Evelyn looked at her brother and felt the despair and fear of losing him overwhelm her. He was it, her last remaining family member. Her eyes welled with tears, and for a moment, she wished she had never been created. She hated the man holding her brother hostage more than she could have ever imagined was possible, and the anger burned inside her, consuming her, clouding her thoughts. She couldn’t reason. Her perfectly programmed mind was drowning in emotion once more, and she didn’t see any way out. Just when she felt she couldn’t take any more, she looked into Tate’s eyes and saw him smile.
As if a breeze had blown away the smoky haze of a fire, she saw the man sh
e knew so well—the healer, the priest, the brother—and everything became clear. She found peace, and she knew somehow she would see him again, but even so, the sight of him in such pain tormented her.

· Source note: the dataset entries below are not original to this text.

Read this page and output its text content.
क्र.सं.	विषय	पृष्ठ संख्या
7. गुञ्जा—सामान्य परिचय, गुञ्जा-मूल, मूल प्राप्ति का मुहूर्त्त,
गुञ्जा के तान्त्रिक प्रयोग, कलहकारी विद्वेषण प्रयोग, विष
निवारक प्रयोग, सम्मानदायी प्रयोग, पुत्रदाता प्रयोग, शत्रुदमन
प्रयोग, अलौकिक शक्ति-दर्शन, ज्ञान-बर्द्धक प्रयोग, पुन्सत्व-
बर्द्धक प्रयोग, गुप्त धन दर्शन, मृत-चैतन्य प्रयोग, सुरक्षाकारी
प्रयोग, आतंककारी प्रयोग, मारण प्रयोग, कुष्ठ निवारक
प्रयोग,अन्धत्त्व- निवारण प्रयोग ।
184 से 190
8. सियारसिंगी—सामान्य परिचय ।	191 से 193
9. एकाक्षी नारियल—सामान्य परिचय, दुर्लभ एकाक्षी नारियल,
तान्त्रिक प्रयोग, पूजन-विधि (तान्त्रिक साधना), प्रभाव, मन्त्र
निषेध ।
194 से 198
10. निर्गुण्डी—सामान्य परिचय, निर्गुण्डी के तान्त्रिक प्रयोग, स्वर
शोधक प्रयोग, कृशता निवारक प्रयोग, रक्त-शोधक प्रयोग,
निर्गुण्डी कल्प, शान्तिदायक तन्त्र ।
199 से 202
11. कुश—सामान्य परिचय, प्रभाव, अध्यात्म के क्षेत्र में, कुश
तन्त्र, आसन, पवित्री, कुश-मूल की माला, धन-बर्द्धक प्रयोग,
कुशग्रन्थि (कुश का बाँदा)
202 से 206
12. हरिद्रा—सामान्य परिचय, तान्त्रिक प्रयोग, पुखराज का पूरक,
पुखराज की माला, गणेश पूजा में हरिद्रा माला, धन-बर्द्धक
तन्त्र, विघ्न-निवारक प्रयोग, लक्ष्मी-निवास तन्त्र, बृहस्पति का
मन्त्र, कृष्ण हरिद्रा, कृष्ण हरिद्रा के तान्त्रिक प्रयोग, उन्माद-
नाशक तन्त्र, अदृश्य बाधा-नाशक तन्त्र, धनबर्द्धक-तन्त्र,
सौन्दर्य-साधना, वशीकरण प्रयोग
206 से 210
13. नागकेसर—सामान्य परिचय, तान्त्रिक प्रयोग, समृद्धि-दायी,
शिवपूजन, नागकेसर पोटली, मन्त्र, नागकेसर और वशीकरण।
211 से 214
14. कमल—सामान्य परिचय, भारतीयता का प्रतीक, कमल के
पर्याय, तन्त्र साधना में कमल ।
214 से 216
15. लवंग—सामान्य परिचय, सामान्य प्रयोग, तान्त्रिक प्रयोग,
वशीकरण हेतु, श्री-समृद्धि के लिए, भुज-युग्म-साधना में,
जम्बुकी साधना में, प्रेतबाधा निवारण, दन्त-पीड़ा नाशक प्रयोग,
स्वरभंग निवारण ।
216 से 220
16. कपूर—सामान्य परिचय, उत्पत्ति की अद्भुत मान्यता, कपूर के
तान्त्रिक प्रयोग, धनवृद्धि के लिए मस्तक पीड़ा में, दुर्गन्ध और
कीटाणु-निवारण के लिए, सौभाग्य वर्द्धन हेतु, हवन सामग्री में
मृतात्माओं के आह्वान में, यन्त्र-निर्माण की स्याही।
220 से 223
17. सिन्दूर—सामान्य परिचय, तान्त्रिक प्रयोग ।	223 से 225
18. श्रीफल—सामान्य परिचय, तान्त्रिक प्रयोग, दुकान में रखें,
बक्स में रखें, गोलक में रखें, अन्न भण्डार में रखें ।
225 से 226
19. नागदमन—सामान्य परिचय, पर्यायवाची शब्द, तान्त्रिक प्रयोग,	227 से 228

“Please,” Evelyn said, “don’t hurt him.”
The words had hardly left her mouth when the ranger pulled the trigger. The gunshot was deafening even through the holoscreen, and Evelyn watched with revulsion as her brother slumped lifelessly to the floor.
“No!” Evelyn screamed through a sobbing cry, and then felt herself slump on the arms of the rangers. They released her, and she fell to her knees, a crippling sorrow breaking her.
“Now, Evelyn, I hope we understand one another,” the president said. “Enter the codes, or you can watch us execute every single colonist on this planet.”
Evelyn shook for a moment on the floor and then felt the nauseating pain of a boot in her gut. She gasped for air and felt the urge to vomit, but nothing came.
“Get up,” Dr. Pretty growled, and Evelyn felt the sharp yank of her hair being pulled. She screamed and struggled to grab the doctor’s arm as Dr. Pretty dragged her across the floor, pulling hair from her scalp as she went. Another punch in her gut, and more blood in her mouth and eyes, and Evelyn wondered how long she could endure. She was desperate. She saw no way to stop this madman and his sociopathic doctor. The doctor pulled her up to the console by her hair, tears running down Evelyn’s face, sheer rage and panic and terror filling every ounce of her body.
Please, God, help me … Show me a way out.
“You will enter those codes right now, or so help me … I’ll heal you just so I can beat you close to death over, and over, and over.”
“No,” Evelyn said, the words barely finding their way through the mass of blood and spit and swollen tissue in her mouth.
Another blow to her face, and Evelyn was on her back on the console.